Vanessa wunderte sich über sich selbst. Dass sie es noch schaffte, neben dem Sarg stehen zu bleiben und auch mit der Kerze in ihn hineinzuleuchten. Aber sie sah, dass ihre Hand zitterte. Durch die Schräge löste sich heißer und flüssiger Wachs. In Tropfen fiel er nach unten und klatschte auf Mikes Stirn.
Er merkte nichts.
Vanessa wollte es jetzt noch genauer wissen. Sie bemühte sich, tiefer in den Sarg zu leuchten, denn sie dachte daran, dass man einen Vampir an den Zähnen erkannte. Diese Hauer waren sein markantes Markenzeichen. Genau sie suchte Vanessa.
Sein Mund stand halb offen. Da sie von oben herabschaute, waren die Zähne noch nicht zu sehen. Sie wollte auch nicht weiter nachforschen, denn ihr war ein weiteres Detail aufgefallen, das ebenfalls mehr als wichtig war.
Er atmete nicht!
Bei Mona, seiner Schwester, war das anders gewesen. Bei ihm jedoch nicht. Kein Luftholen, kein Luftausstoßen. Brauchte sie noch mehr Beweise? Nein, bestimmt nicht.
Plötzlich glaubte sie, einen Kloß in der Kehle zu haben, und ihr wurde klar, dass sie sich in Gefahr befand. Wenn der Vampir erwachte, dann spürte er den Drang nach Blut. Dann wollte er saugen und trinken, und in ihr würde er ein ideales Opfer finden.

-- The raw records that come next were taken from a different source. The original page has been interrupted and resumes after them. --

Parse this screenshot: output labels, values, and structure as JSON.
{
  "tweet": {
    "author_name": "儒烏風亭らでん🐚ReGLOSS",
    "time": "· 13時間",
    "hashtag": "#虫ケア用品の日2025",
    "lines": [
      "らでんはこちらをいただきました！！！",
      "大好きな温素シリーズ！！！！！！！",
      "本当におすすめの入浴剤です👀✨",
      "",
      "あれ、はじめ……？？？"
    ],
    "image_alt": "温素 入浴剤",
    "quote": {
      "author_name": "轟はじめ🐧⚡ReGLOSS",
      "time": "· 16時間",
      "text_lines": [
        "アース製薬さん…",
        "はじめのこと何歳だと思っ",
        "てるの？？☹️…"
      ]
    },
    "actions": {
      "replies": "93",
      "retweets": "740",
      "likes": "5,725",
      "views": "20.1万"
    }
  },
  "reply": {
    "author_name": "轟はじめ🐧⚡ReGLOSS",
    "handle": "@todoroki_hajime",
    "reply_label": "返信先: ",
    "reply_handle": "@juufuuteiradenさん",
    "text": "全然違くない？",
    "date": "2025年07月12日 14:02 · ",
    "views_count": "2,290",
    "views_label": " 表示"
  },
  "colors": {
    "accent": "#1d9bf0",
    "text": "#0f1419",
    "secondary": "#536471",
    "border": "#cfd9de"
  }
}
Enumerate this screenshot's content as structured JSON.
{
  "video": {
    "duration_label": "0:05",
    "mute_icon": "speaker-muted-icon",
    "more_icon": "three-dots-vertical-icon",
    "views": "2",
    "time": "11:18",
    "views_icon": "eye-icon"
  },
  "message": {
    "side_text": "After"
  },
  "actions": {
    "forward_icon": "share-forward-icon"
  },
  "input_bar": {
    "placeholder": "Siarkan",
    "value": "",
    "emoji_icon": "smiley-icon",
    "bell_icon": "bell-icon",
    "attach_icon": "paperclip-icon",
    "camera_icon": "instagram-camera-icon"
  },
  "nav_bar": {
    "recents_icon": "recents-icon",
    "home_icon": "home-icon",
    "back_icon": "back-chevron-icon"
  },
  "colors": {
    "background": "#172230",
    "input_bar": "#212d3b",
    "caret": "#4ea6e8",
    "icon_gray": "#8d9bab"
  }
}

Für die junge Frau gab es nur eine Möglichkeit. Sie musste so schnell wie möglich weg.
Den Halter mit der Kerze darin warf sie zu Boden. Dann nahm sie ihre Geige und den Bogen auf, klemmte beides unter ihren linken Arm und lief zur Tür. Ihre Hand lag schon auf dem Griff, aber sie zog die Tür noch nicht auf, weil ihr eine Idee durch den Kopf gezuckt war.
Mona war keine Blutsaugerin. Wenn Mike als Vampir erwachte, brauchte er Blut, und das würde er sich von Mona holen. Also musste sie geweckt und gewarnt werden.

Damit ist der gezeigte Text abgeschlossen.